Completely different atmosphere in the Remedial Dance Clinic itself.
Cups of coffee (sometimes champagne) and gossip from the dance world.
The physios are attractive blonde girls in jeans or track suits, the patients
are proud and beautiful dancers - their injuries seem to make them even
haughtier.
Charlotte diagnoses a sprained neck ligament. She explains: `You know
when you eat oxtail stew, well those little horns that stick out the side ...
I warn her that if she carries on I will pass out and I'm feeling inadequate
enough surrounded by these beautiful people. I have a good old moan
about being injured again. Charlotte suggests I should take it in my stride
like dancers or sportsmen. They accept injury and repair as part of their
jobs. Actors only think to train their voices properly.

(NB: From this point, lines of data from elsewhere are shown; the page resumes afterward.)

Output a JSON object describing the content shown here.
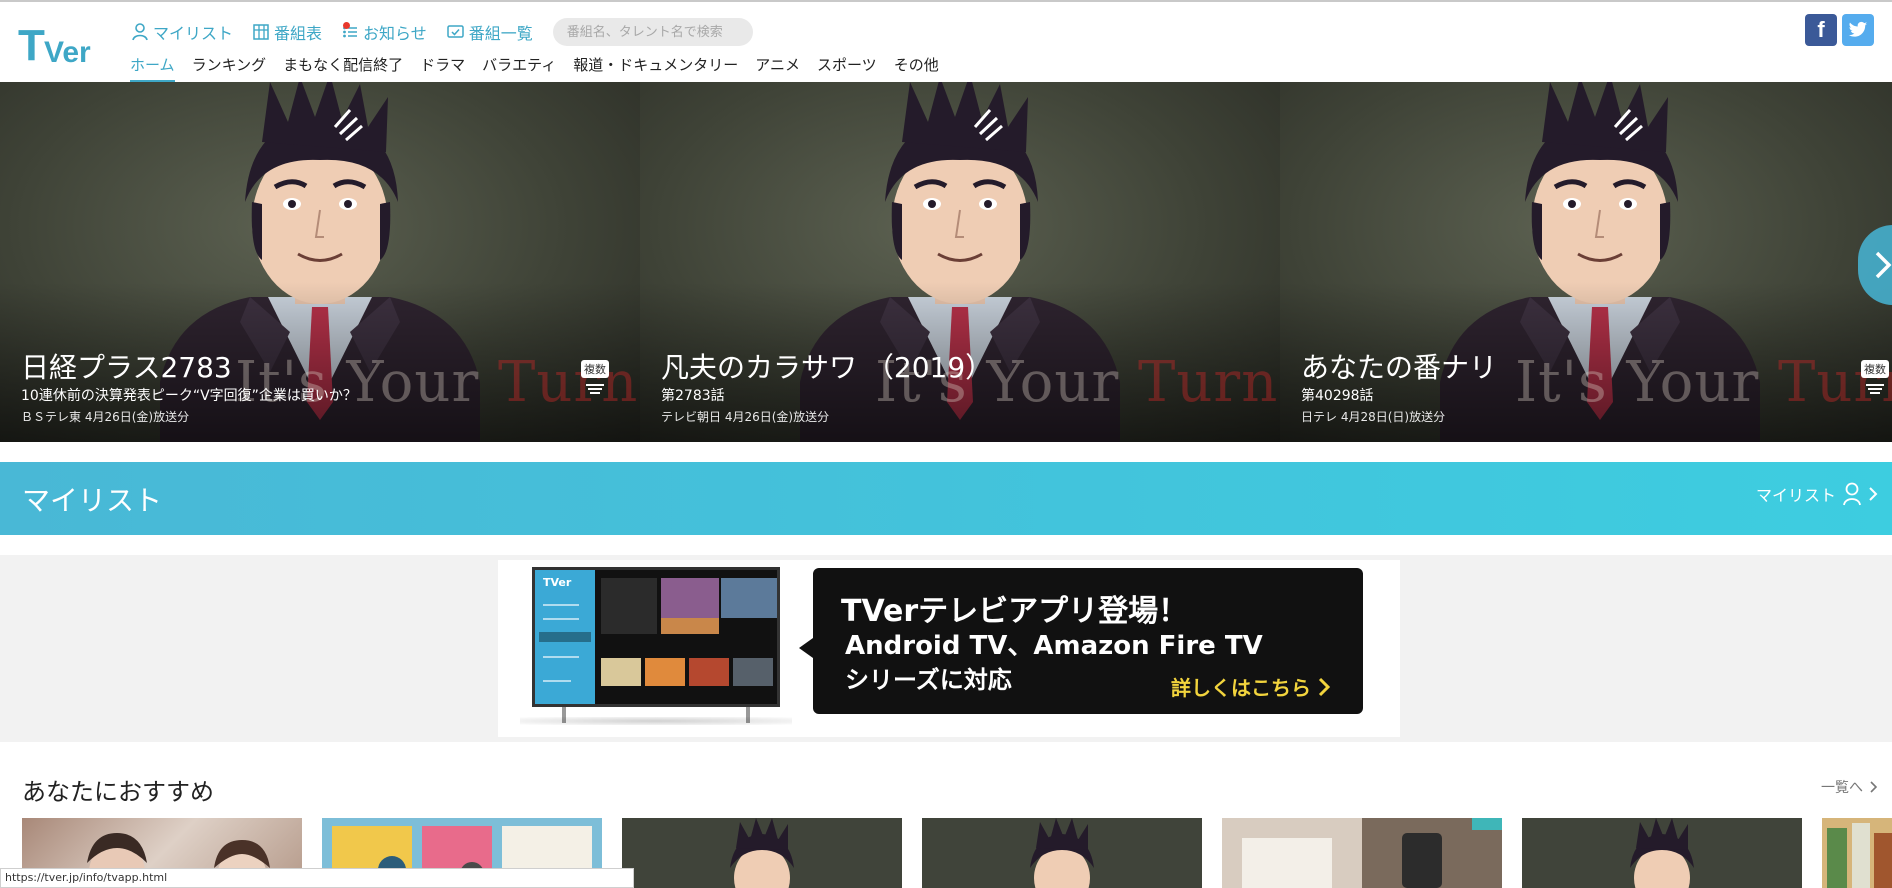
{
  "brand": {
    "logo_text": "TVer",
    "accent": "#3ea7c6"
  },
  "top_nav": [
    {
      "label": "マイリスト",
      "icon": "person-icon"
    },
    {
      "label": "番組表",
      "icon": "grid-icon"
    },
    {
      "label": "お知らせ",
      "icon": "list-icon"
    },
    {
      "label": "番組一覧",
      "icon": "tv-icon"
    }
  ],
  "search": {
    "placeholder": "番組名、タレント名で検索"
  },
  "categories": [
    "ホーム",
    "ランキング",
    "まもなく配信終了",
    "ドラマ",
    "バラエティ",
    "報道・ドキュメンタリー",
    "アニメ",
    "スポーツ",
    "その他"
  ],
  "active_category": "ホーム",
  "social": {
    "facebook": "f",
    "twitter": "twitter-icon"
  },
  "hero": {
    "slides": [
      {
        "title": "日経プラス2783",
        "subtitle": "10連休前の決算発表ピーク“V字回復”企業は買いか？",
        "meta": "ＢＳテレ東 4月26日(金)放送分",
        "watermark_a": "It's Your ",
        "watermark_b": "Turn",
        "badge": "複数"
      },
      {
        "title": "凡夫のカラサワ （2019）",
        "subtitle": "第2783話",
        "meta": "テレビ朝日 4月26日(金)放送分",
        "watermark_a": "It's Your ",
        "watermark_b": "Turn"
      },
      {
        "title": "あなたの番ナリ",
        "subtitle": "第40298話",
        "meta": "日テレ 4月28日(日)放送分",
        "watermark_a": "It's Your ",
        "watermark_b": "Turn",
        "badge": "複数"
      }
    ]
  },
  "mylist_band": {
    "title": "マイリスト",
    "link_label": "マイリスト"
  },
  "promo": {
    "line1": "TVerテレビアプリ登場！",
    "line2": "Android TV、Amazon Fire TV",
    "line3": "シリーズに対応",
    "cta": "詳しくはこちら",
    "screen_logo": "TVer"
  },
  "recommend": {
    "title": "あなたにおすすめ",
    "more_label": "一覧へ"
  },
  "status_url": "https://tver.jp/info/tvapp.html"
}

`But what's the point of all these months at the gym,' I winge, `if I'm
still getting injured?'
`If you hadn't been going to the gym, the injuries would be more
frequent and far worse. This is the first since the tendon. Given that your
performances are so physical, that's not bad going.'
She attaches suction cups from the interferential machine and sets the
various currents in motion ('This will be a gentle throbbing, this pins and
needles, this like champagne bubbles ...'). I lie there being gently
electrocuted, jerking and jumping, while she expounds her latest Richard
III theory - polio. She does a very impressive impersonation on crutches.
Her calves and feet soft and floppy, each step achieved by throwing the
leg forward from the hip. It looks like Douglas Bader and could be misread
as false legs. But an advantage is that the movement is quite variable and
would avoid specific repetitive strain. A problem would be creating an
illusion of the muscle wastage which, she says, characterises the disease.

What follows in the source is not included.